Postby elendinel » Thu Sep 14, 2017 10:32 pm

Anonymous User wrote:I don't understand why I was able to put in the hours to do extremely well in law school (just outside T-14 when I was there) but can't make myself do the needful to succeed in my career. I think I get caught up in some kind of weird shame spiral. I might be depressed, but therapists do not understand.


I definitely echo the suggestion to try a new therapist (or several, if necessary). It can often take awhile to find one that can work well with you (both because they may not understand what you're going through, but also because even if they do understand, they may not be able to help you in a way that actually benefits you personally).

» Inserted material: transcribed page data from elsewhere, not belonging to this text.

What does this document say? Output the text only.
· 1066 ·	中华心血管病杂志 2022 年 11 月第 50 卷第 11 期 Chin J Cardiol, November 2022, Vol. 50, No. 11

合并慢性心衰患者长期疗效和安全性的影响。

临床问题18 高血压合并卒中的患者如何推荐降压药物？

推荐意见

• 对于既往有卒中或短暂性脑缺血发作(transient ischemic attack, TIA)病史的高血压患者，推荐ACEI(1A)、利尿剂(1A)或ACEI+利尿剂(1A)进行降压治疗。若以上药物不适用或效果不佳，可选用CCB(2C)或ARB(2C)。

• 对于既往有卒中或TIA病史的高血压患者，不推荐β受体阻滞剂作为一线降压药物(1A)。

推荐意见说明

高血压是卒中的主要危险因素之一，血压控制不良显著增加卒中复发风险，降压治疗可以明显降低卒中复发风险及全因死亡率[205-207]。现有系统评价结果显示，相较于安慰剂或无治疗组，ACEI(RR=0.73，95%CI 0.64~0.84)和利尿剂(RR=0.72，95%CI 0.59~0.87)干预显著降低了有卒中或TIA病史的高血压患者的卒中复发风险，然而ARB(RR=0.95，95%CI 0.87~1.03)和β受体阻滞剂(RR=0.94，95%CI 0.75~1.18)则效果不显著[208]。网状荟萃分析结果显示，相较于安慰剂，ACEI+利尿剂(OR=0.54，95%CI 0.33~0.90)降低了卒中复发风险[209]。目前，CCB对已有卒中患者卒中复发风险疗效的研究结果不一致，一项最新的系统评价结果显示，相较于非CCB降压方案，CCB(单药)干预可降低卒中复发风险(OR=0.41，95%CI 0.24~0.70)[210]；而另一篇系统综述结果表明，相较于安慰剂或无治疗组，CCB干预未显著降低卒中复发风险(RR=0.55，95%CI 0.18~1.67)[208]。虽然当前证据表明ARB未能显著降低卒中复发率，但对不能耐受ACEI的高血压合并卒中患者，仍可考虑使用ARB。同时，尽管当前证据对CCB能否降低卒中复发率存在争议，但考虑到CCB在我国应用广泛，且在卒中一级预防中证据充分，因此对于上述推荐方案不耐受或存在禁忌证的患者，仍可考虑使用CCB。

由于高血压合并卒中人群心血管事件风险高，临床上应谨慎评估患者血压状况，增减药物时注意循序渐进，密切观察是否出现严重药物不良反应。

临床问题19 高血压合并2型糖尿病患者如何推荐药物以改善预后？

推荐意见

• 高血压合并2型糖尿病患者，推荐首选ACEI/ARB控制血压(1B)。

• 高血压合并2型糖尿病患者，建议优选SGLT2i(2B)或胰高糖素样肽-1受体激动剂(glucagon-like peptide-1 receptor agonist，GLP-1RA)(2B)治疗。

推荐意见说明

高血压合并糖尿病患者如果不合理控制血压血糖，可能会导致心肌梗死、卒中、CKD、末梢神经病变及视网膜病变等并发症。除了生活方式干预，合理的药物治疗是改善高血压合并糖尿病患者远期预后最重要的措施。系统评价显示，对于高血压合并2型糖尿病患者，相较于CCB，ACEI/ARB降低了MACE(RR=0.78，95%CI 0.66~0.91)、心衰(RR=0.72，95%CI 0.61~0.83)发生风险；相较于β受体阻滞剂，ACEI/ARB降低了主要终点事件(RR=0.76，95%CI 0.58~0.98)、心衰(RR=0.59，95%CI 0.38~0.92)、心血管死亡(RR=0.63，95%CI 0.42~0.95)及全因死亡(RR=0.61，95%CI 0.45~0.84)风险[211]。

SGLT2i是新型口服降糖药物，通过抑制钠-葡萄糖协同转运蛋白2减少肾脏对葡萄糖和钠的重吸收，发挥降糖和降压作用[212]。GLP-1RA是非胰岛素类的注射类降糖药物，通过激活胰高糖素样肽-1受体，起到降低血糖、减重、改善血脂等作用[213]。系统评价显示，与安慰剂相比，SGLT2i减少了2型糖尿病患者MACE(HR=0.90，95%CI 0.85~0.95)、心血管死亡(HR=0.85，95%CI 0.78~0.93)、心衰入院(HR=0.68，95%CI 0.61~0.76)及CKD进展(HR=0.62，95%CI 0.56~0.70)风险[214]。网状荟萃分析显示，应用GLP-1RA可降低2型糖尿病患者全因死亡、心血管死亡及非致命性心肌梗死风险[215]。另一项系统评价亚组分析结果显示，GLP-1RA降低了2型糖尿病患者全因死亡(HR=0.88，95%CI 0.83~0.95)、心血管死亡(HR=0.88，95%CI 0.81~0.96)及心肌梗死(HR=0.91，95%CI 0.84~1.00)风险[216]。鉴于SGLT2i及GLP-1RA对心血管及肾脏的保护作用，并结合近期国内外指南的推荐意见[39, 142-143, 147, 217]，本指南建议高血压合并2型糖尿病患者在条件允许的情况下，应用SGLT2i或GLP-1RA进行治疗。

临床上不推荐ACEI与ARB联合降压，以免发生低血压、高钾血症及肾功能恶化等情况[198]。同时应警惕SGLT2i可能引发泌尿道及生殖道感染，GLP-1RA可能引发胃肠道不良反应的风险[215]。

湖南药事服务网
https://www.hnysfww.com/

FWIW I and many people have been where you are in one respect or another, and the majority of people in biglaw eventually move on to something else. You're not a failure for deciding earlier than others that it's not for you, and if it helps I think pretty much anyone can guarantee that plenty of people have decided as early as their first year that their firm/practice group/even biglaw/firm life in general was not what they wanted and that they wanted to get out ASAP. It's worth looking at your options (another partner's work, another firm, another type of practice, another type of law, even) and figuring out what might make you, specifically, happier. Biglaw, at your first firm, in your first practice group, etc. is hardly the end-all, be-all (and neither is working at a firm at all, for that matter).